Initially known in western naval circles as BLACKCOM 1 (BLACK Sea COMbatant 1) the Slava (glory) class guided missile cruisers are powerful units clearly intended for actions against surface fleets. Generally thought to have been constructed as a backup against the failure of the Kirov class battle cruiser, they are nonetheless impressive warships. Constructed during the late seventies through to the eighties this class follows the Soviet naval practice of what western naval critics have termed, putting all the ship’s armament “in the shop window”. The ship’s unique battery of sixteen SS-N-12 ‘Sandbox’ surface-to-surface missiles sited in two rows along either side of the bridge superstructure gives her formidable firepower and also makes this class easily recognizable.
Anti-aircraft weapons include eight SA-N-6 surface-to-air missile silos (eight missiles per silo) located between the funnels and the after end of the hangar. There are also twin SA-N-4 silos located on either side of the hanger doors.
Anti-submarine weapons comprise fixed 533mm torpedo tubes mounted behind shutters on either side of the hull near the hangar and two twelve barreled RBU-6000 launchers just forward of the bridge. The raised flight deck on the stern allows the operation of a Hormone-B helicopter.
Gun armament includes six CIWS 30mm Gatlings, two forward of the bridge and two on either side of the superstructure just forward of the funnels. The main gun consists of a twin 130mm located on the after end of the forecastle. A full range of sensors is carried and the four ships of this class are fitted out as flagships.
The ship I have chosen to model is that of the guided missile cruiser Moskva, (ex-Slava) of the Russian Federation Navy. Launched in 1979 she entered service in 1983. In 2000 she underwent a modernization refit and was re-commissioned as Moskva, hull number 121. She is also the flagship of the Russian Black Sea Fleet.
Construction of the Russian Federation Ship Moskva
Model length 130 cm
Beam 14.5 cm
Height 31 cm
Construction time 4 months
US warships, with their boxy and compartmentalized superstructures, do make excellent Lego models but after completion of my Kidd class destroyer I really wanted to try modeling a different type of warship. I thought that a Russian warship would make an excellent choice. Blistering with weapons, sensors and equipment, Soviet warship design and construction does not follow established patterns and their concepts are very original.
MOCpages member Ralph Savelsberg suggested the Slava class, though I wasn’t sure at first. But after some initial research I was sold on the idea. Again, my reference sources come from photos and drawings taken from various websites. I do not use plans of any sort and all proportions are at best estimated. Even so, I would say that the model is approximately to a scale of 1:160, slightly larger than my pervious models. This is also my first waterline model.
The model employs a new method of construction that closely follows the hull design of the actual ship. The elegant bow sheer, sloping forecastle and ship’s sides have been reproduced using mainly Lego slopes, hinges and wedge plates. Various Lego parts were modified to form the pyramid mainmast at the after end of the bridge, parts of the superstructure, the ‘sandbox’ missile bins, the air search radar just forward of the funnels and the bridge itself. Only Lego parts have been used in the model’s construction. The pennant number and helicopter deck stickers together with photographic film for the bridge windows, being the only exception.

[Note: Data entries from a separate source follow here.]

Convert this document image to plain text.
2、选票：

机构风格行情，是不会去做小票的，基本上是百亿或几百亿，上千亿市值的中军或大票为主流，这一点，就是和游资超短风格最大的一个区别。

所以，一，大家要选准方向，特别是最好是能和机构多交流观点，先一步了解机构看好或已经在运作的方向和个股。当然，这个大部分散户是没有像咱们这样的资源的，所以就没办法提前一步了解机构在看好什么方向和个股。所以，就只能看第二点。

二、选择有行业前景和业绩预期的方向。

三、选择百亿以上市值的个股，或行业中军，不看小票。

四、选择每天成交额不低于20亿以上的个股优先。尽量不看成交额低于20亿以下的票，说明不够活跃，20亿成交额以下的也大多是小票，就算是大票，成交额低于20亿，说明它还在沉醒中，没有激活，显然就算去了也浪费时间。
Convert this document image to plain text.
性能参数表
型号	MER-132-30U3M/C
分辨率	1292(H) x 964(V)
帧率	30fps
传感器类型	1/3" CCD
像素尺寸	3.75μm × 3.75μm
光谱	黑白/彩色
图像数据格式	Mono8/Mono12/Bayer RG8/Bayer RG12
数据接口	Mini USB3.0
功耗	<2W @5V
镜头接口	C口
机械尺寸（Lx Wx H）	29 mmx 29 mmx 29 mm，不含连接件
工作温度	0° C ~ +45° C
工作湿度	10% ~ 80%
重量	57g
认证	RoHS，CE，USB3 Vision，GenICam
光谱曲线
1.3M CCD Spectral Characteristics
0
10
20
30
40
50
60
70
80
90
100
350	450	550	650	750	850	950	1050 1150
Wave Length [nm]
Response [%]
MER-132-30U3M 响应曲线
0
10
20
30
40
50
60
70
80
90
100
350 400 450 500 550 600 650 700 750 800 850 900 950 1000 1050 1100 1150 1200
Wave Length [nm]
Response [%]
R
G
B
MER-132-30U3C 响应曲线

Well, do hope you have enjoyed your visit. Have a great day!
Quoting bionicle fan 2010
a pretty amasing model, how long did it take to make?
Thanks & my apologies for this late reply, but I've just returned to LEGO after 4 years of inactivity. Well, the model took approximately 4 months to build as I had to customize some elements to make the model more scale-like. However, for my latest build, I decided not to customize any parts – this is how I would like to approach my creations from now on. Cheers!
Strinking! I think that the your boat's bodywork is the best one I've seen - reffering to the technique and the inventive use of bricks. Very nice and as I can see very precise as well. Beautiful work all in all! Kepp it up!
I am not just giving you a 5 because the colors match and it is big, you obviously put in a lot of time and research work to get every last detail captured in plastic. You definitely showed up my U-106 moc! Outstanding Job!
Just stumbled on to your creations. They are all beautifully done, but I think this one's my favorite. The scale you've chosen works very well and I love the way you've handled the hulls of these ships. I know what you mean, as well, regarding one's age...I'll be forty soon, and building more than ever. Anyway, well done - I'll look forward to more.
Mark, you may remember me from an email I sent you a while back about your previous model. This model is very impressive. You seemed to have mastered the box perfectly using the slopes. It certainly looks the treat! Welldone!!
I know they're not your thing but I'd love to see you build an aircraft :-p With your talent, you could build some amaing aircraft like Mr Ralph! Again welldone with this model!
I would love to see a lego USS Long Beach or maybe even an Iowa Class battleship!
Hi Mark. What a great ship! You have captured the special feeling of a modern Soviet warship. I like all the innovative details, like boats, guns, radar, etc. The hull with its complex bow is a work of a master builder. Unforunately I lost your mail-adress when my computer crashed - I have more questions. Congratulations once more!